I guess it might have been that, but other websites have been reporting about her marriage problems for some time.
Holly is bored with her significant other. He seems to be a bit of a douche as well as a huge asshole. He drags Holly to a party where he mingles with the other guests, so she takes off and fucks the valet.
That site, MILFs Like It Big, has video evidence to support their claims. And MILF Humiliation is reporting that, “Holly can’t resist the power of a cock rammed in her mouth.”

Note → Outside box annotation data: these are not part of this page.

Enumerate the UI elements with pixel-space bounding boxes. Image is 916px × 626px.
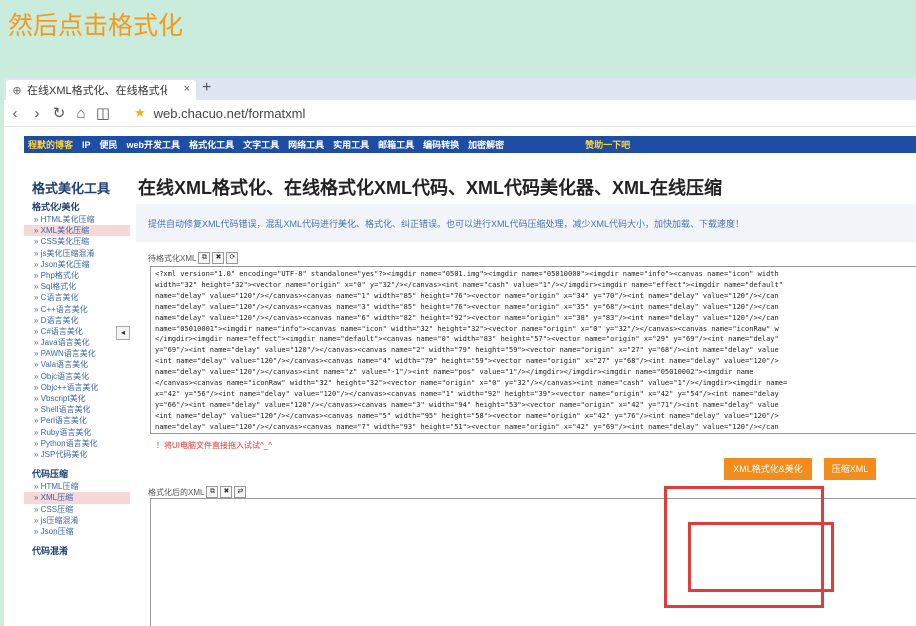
sidebar-item[interactable]: » PAWN语言美化 xyxy=(24,348,130,359)
sidebar-item[interactable]: » Php格式化 xyxy=(24,270,130,281)
nav-item[interactable]: 邮箱工具 xyxy=(378,138,414,151)
nav-item[interactable]: web开发工具 xyxy=(127,138,181,151)
sidebar-item[interactable]: » C#语言美化 xyxy=(24,326,130,337)
sidebar-item[interactable]: » Ruby语言美化 xyxy=(24,427,130,438)
close-tab-icon[interactable]: × xyxy=(184,83,190,95)
browser-tab[interactable]: ⊕ 在线XML格式化、在线格式化 × xyxy=(6,80,196,100)
sidebar-item[interactable]: » Java语言美化 xyxy=(24,337,130,348)
reader-icon[interactable]: ◫ xyxy=(92,104,114,122)
swap-icon[interactable]: ⇄ xyxy=(234,486,247,498)
clear-icon[interactable]: ✖ xyxy=(212,252,225,264)
address-bar: ‹ › ↻ ⌂ ◫ ★ web.chacuo.net/formatxml xyxy=(4,100,916,127)
forward-icon[interactable]: › xyxy=(26,105,48,122)
input-label-row: 待格式化XML ⧉ ✖ ⟳ xyxy=(148,252,239,264)
reload-icon[interactable]: ↻ xyxy=(48,104,70,122)
format-xml-button[interactable]: XML格式化&美化 xyxy=(724,458,812,480)
sidebar-item[interactable]: » JSP代码美化 xyxy=(24,449,130,460)
sidebar-item[interactable]: » HTML美化压缩 xyxy=(24,214,130,225)
sidebar: 格式美化工具 格式化/美化 » HTML美化压缩» XML美化压缩» CSS美化… xyxy=(24,174,130,626)
nav-item[interactable]: 网络工具 xyxy=(288,138,324,151)
sidebar-item[interactable]: » Json美化压缩 xyxy=(24,259,130,270)
sidebar-item[interactable]: » C++语言美化 xyxy=(24,304,130,315)
home-icon[interactable]: ⌂ xyxy=(70,105,92,122)
tab-bar: ⊕ 在线XML格式化、在线格式化 × + xyxy=(4,78,916,100)
tab-title: 在线XML格式化、在线格式化 xyxy=(27,85,167,97)
sidebar-title: 格式美化工具 xyxy=(32,181,111,196)
browser-window: ⊕ 在线XML格式化、在线格式化 × + ‹ › ↻ ⌂ ◫ ★ web.cha… xyxy=(4,78,916,626)
url-field[interactable]: web.chacuo.net/formatxml xyxy=(154,106,306,121)
sidebar-item[interactable]: » Vala语言美化 xyxy=(24,359,130,370)
nav-item[interactable]: 实用工具 xyxy=(333,138,369,151)
sidebar-item[interactable]: » CSS美化压缩 xyxy=(24,236,130,247)
clear-icon[interactable]: ✖ xyxy=(220,486,233,498)
sidebar-item[interactable]: » js压缩混淆 xyxy=(24,515,130,526)
globe-icon: ⊕ xyxy=(12,84,22,97)
sidebar-item[interactable]: » HTML压缩 xyxy=(24,481,130,492)
copy-icon[interactable]: ⧉ xyxy=(198,252,211,264)
nav-item[interactable]: 编码转换 xyxy=(423,138,459,151)
sidebar-item[interactable]: » XML美化压缩 xyxy=(24,225,130,237)
nav-item[interactable]: IP xyxy=(82,140,91,150)
refresh-icon[interactable]: ⟳ xyxy=(226,252,239,264)
sidebar-item[interactable]: » js美化压缩混淆 xyxy=(24,248,130,259)
input-label: 待格式化XML xyxy=(148,253,197,263)
sidebar-item[interactable]: » D语言美化 xyxy=(24,315,130,326)
sidebar-item[interactable]: » CSS压缩 xyxy=(24,504,130,515)
sidebar-item[interactable]: » Vbscript美化 xyxy=(24,393,130,404)
sidebar-section: 代码压缩 xyxy=(32,469,69,480)
xml-input-code: <?xml version="1.0" encoding="UTF-8" sta… xyxy=(155,270,788,431)
site-nav: 程默的博客 IP 便民 web开发工具 格式化工具 文字工具 网络工具 实用工具… xyxy=(24,136,916,153)
donate-link[interactable]: 赞助一下吧 xyxy=(585,138,630,151)
output-label-row: 格式化后的XML ⧉ ✖ ⇄ xyxy=(148,486,247,498)
caption: 然后点击格式化 xyxy=(8,11,184,40)
output-label: 格式化后的XML xyxy=(148,487,205,497)
nav-item[interactable]: 加密解密 xyxy=(468,138,504,151)
sidebar-item[interactable]: » Sql格式化 xyxy=(24,281,130,292)
sidebar-section: 格式化/美化 xyxy=(32,202,80,212)
collapse-sidebar-button[interactable]: ◂ xyxy=(116,326,130,340)
compress-xml-button[interactable]: 压缩XML xyxy=(824,458,876,480)
page-title: 在线XML格式化、在线格式化XML代码、XML代码美化器、XML在线压缩 xyxy=(138,178,722,198)
drag-tip: ！将UI电脑文件直接拖入试试^_^ xyxy=(156,441,272,450)
copy-icon[interactable]: ⧉ xyxy=(206,486,219,498)
sidebar-item[interactable]: » C语言美化 xyxy=(24,292,130,303)
sidebar-item[interactable]: » Objc语言美化 xyxy=(24,371,130,382)
nav-item[interactable]: 文字工具 xyxy=(243,138,279,151)
sidebar-item[interactable]: » Shell语言美化 xyxy=(24,404,130,415)
sidebar-item[interactable]: » Objc++语言美化 xyxy=(24,382,130,393)
sidebar-item[interactable]: » XML压缩 xyxy=(24,492,130,504)
nav-item[interactable]: 便民 xyxy=(100,138,118,151)
sidebar-item[interactable]: » Perl语言美化 xyxy=(24,415,130,426)
highlight-box-inner xyxy=(688,522,834,592)
back-icon[interactable]: ‹ xyxy=(4,105,26,122)
sidebar-item[interactable]: » Python语言美化 xyxy=(24,438,130,449)
sidebar-section: 代码混淆 xyxy=(32,546,69,557)
site-logo[interactable]: 程默的博客 xyxy=(28,138,73,151)
description-banner: 提供自动修复XML代码错误，混乱XML代码进行美化、格式化、纠正错误。也可以进行… xyxy=(136,204,916,242)
sidebar-item[interactable]: » Json压缩 xyxy=(24,526,130,537)
new-tab-button[interactable]: + xyxy=(202,79,211,97)
nav-item[interactable]: 格式化工具 xyxy=(189,138,234,151)
star-icon[interactable]: ★ xyxy=(134,105,146,121)
xml-input-textarea[interactable]: <?xml version="1.0" encoding="UTF-8" sta… xyxy=(150,266,916,434)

If what they say is true, Hollys husband is just looking for a scapegoat. He should have spent less time worrying about Tiger and more time ramming his power into Hollys mouth. What part of “can’t resist” did this guy not understand? Those carefully chosen words seem to indicate that Holly has previously attempted to resist the power of a cock rammed in her mouth, but can’t because it’s so wonderful, in her opinion. Not to sound like a Monday morning quarterback, but if this guy didn’t want his wife to have lots of cocks rammed in her mouth, he shouldn’t have married one who can’t resist that very thing.
NOTE – This post originally named Hollys husband as Karl Larsen. That was incorrect. Her husband was in fact named Sebestien Guy.
The new Victorias Secret commercial directed by Michael Bay has finally arrived (see it here), and it’s very much like a regular Victorias Secret commercial, except more Michael Bay-ey. Get out your checklist:
- Shot of a character very far away, walking toward the camera but blurred as heat rises up from the road? Damn right.
- Hero shot from below, framing the character with a blue sky behind them? You know it!
- Incoherent action? From start to finish my friends.
- Thoughtful characters? Not a one.
- Explosions? Why wouldn’t there be!
There’s no sassy black character who’s had it with all your motherfuckin bullshit or an elderly Asian character who has no reaction to the insane action going on just a few feet behind him, but why would Bay give that away for free when people will pay 12 dollars for it.
Details are still sketchy at best, but a 911 call sent paramedics to Tiger Woods home in Florida this morning around 2:30 am, and they took a woman in her 50s with light blond hair out on a stretcher and rushed her to the hospital.
The womans name has not been released but it is believed to be Elin Nordegrens mother. A woman resembling Elin was seen arriving at the hospital, driving a black Escalade with a license plate number just one digit off from the black Escalade Tiger was driving when he crashed 10 days ago, and the NBC affiliate in Orlando reports seeing Elin leave the hospital.